Essa sinergia entre a saúde e o desenvolvimento econômico posiciona o sertão do Nordeste como o lugar ideal para o pioneirismo desse setor em expansão, com potencial para impulsionar tanto o bem-estar dos pacientes quanto o crescimento sustentável da região. 

Inserida no bioma da caatinga, considerado um dos melhores biomas nacionais para o cultivo da cannabis, a AMO se compromete não apenas com pesquisas científicas de ponta na área medicinal, mas também com estudos específicos de tropicalização de sementes. Esses estudos visam adaptar diversas variedades de cannabis medicinal e industrial a este bioma singular. 

Dra. Kiara Cardoso, doutora em farmacologia pela Unicamp, especialista em ESG por Cambridge e fundadora da AMO, ressalta que os perfis mais atendidos pela associação são pacientes com: dor crônica, epilepsia, autismo, ansiedade, parkinson, alzheimer e câncer. Kiara é também pioneira na condução de estudos científicos para a adaptação de diversas variedades de sementes para cultivo na mesma região, e auxilia ativamente no cenário do uso medicinal da cannabis no país. 

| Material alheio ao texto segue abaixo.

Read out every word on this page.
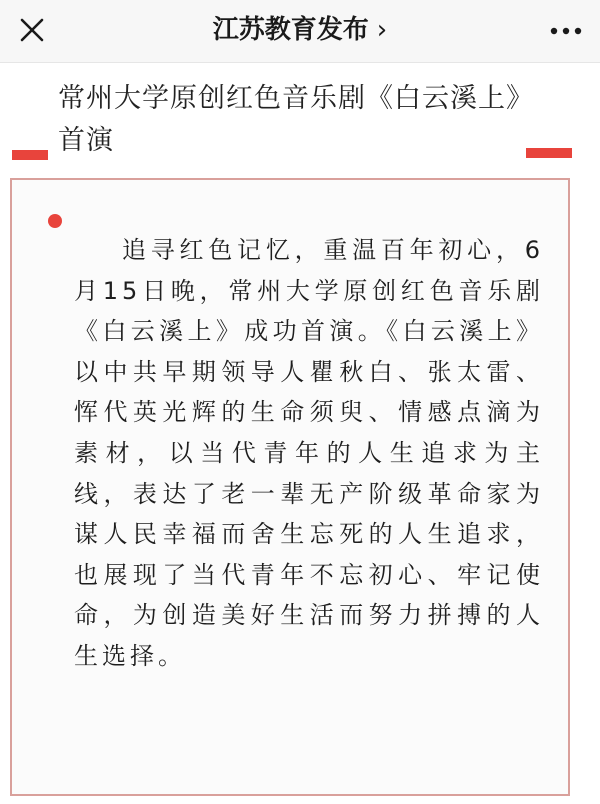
江苏教育发布 ›
常州大学原创红色音乐剧《白云溪上》首演

追寻红色记忆，重温百年初心，6月15日晚，常州大学原创红色音乐剧《白云溪上》成功首演。《白云溪上》以中共早期领导人瞿秋白、张太雷、恽代英光辉的生命须臾、情感点滴为素材，以当代青年的人生追求为主线，表达了老一辈无产阶级革命家为谋人民幸福而舍生忘死的人生追求，也展现了当代青年不忘初心、牢记使命，为创造美好生活而努力拼搏的人生选择。
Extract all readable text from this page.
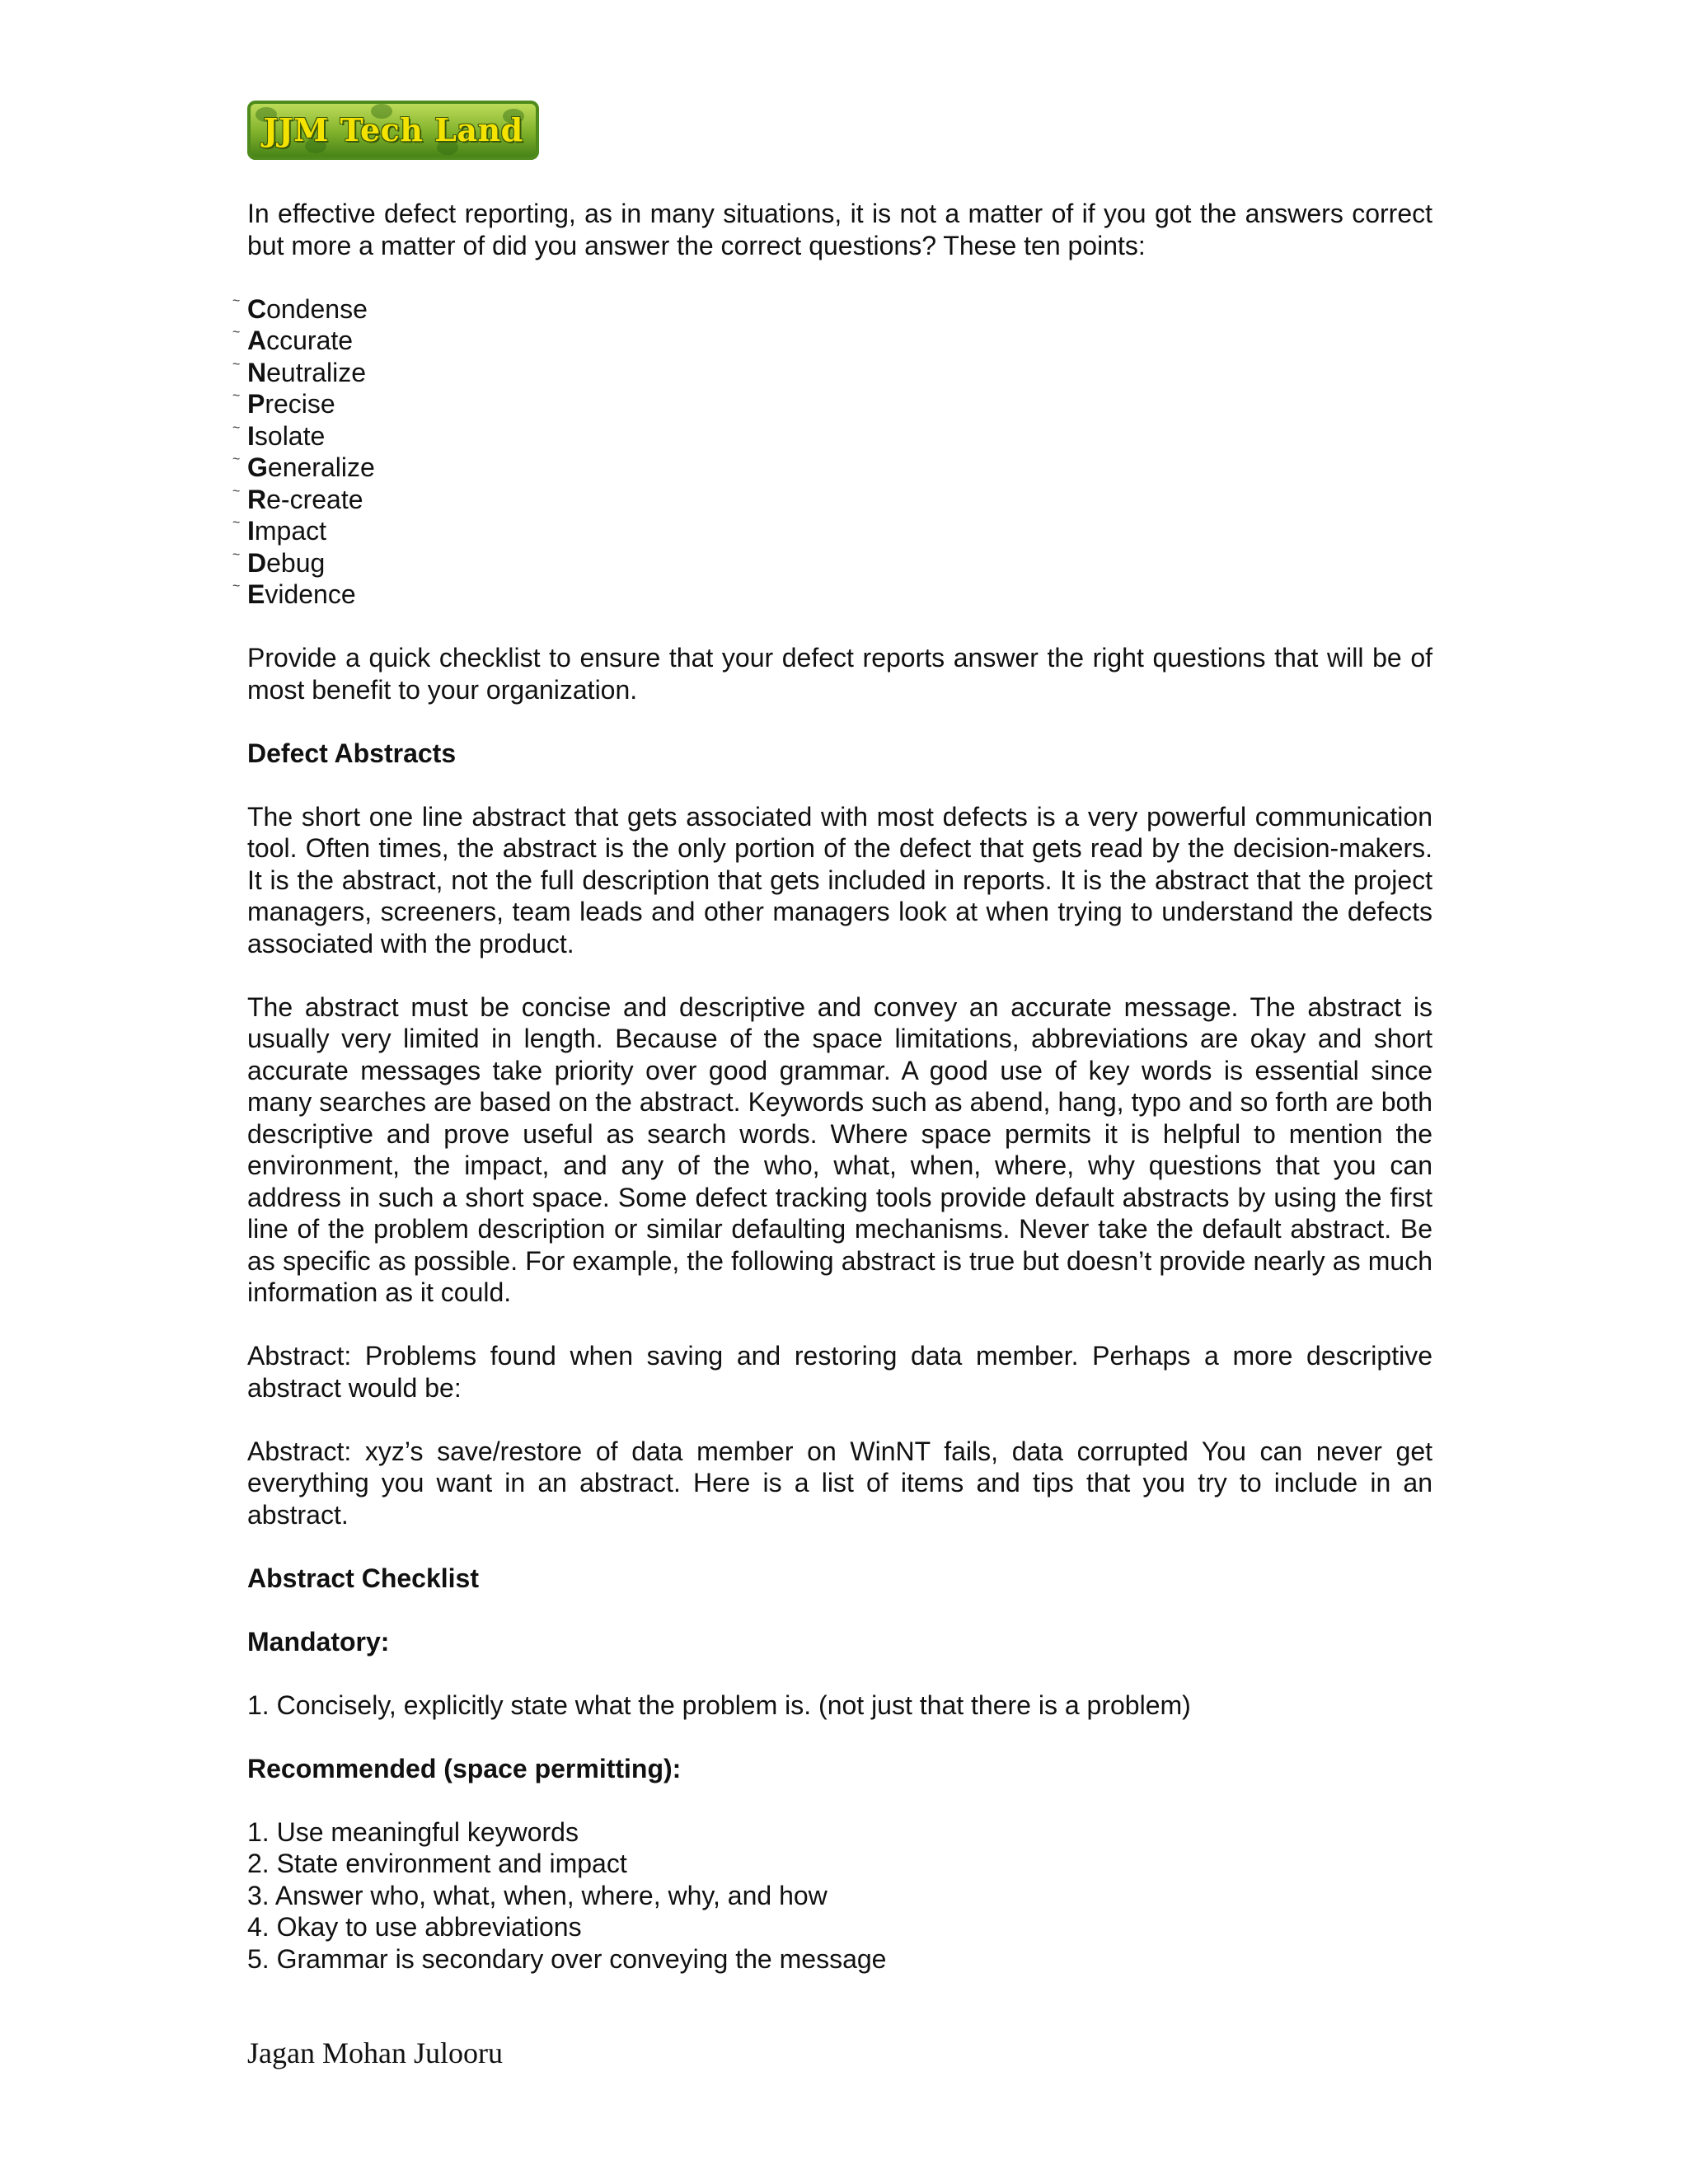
JJM Tech Land

In effective defect reporting, as in many situations, it is not a matter of if you got the answers correct but more a matter of did you answer the correct questions? These ten points:

~ Condense
~ Accurate
~ Neutralize
~ Precise
~ Isolate
~ Generalize
~ Re-create
~ Impact
~ Debug
~ Evidence

Provide a quick checklist to ensure that your defect reports answer the right questions that will be of most benefit to your organization.

Defect Abstracts

The short one line abstract that gets associated with most defects is a very powerful communication tool. Often times, the abstract is the only portion of the defect that gets read by the decision-makers. It is the abstract, not the full description that gets included in reports. It is the abstract that the project managers, screeners, team leads and other managers look at when trying to understand the defects associated with the product.

The abstract must be concise and descriptive and convey an accurate message. The abstract is usually very limited in length. Because of the space limitations, abbreviations are okay and short accurate messages take priority over good grammar. A good use of key words is essential since many searches are based on the abstract. Keywords such as abend, hang, typo and so forth are both descriptive and prove useful as search words. Where space permits it is helpful to mention the environment, the impact, and any of the who, what, when, where, why questions that you can address in such a short space. Some defect tracking tools provide default abstracts by using the first line of the problem description or similar defaulting mechanisms. Never take the default abstract. Be as specific as possible. For example, the following abstract is true but doesn’t provide nearly as much information as it could.

Abstract: Problems found when saving and restoring data member. Perhaps a more descriptive abstract would be:

Abstract: xyz’s save/restore of data member on WinNT fails, data corrupted You can never get everything you want in an abstract. Here is a list of items and tips that you try to include in an abstract.

Abstract Checklist

Mandatory:

1. Concisely, explicitly state what the problem is. (not just that there is a problem)

Recommended (space permitting):

1. Use meaningful keywords
2. State environment and impact
3. Answer who, what, when, where, why, and how
4. Okay to use abbreviations
5. Grammar is secondary over conveying the message
Jagan Mohan Julooru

A AMO tem a missão fundamental de trazer o cânhamo e a cannabis medicinal para o Vale do São Francisco, respeitando e entendendo as demandas da população local, do meio ambiente e da saúde pública, comprometida com a facilitação do acesso aos tratamentos. A sigla AMO é parte da palavra cânhAMO, mas além disso, reflete o amor de toda a equipe desse time nesse propósito.

A associação abre novos caminhos tanto para os pacientes quanto para a história da cannabis no Brasil e também para a pesquisa e desenvolvimento do cânhamo no semiárido. 

Foto: Arquivo pessoal / Manuela Tyler

*Manuella Tyler Medrado é comunicadora, estuda biopolítica na UNIVASF, graduanda em Odontologia – UNIBRAS e desenvolve projetos que promovem os direitos humanos na sociedade, através da ONG Transcender Social e do projeto Salve a Ilha do Fogo. Já enfrentou um câncer e faz uso do óleo de cannabis medicinal.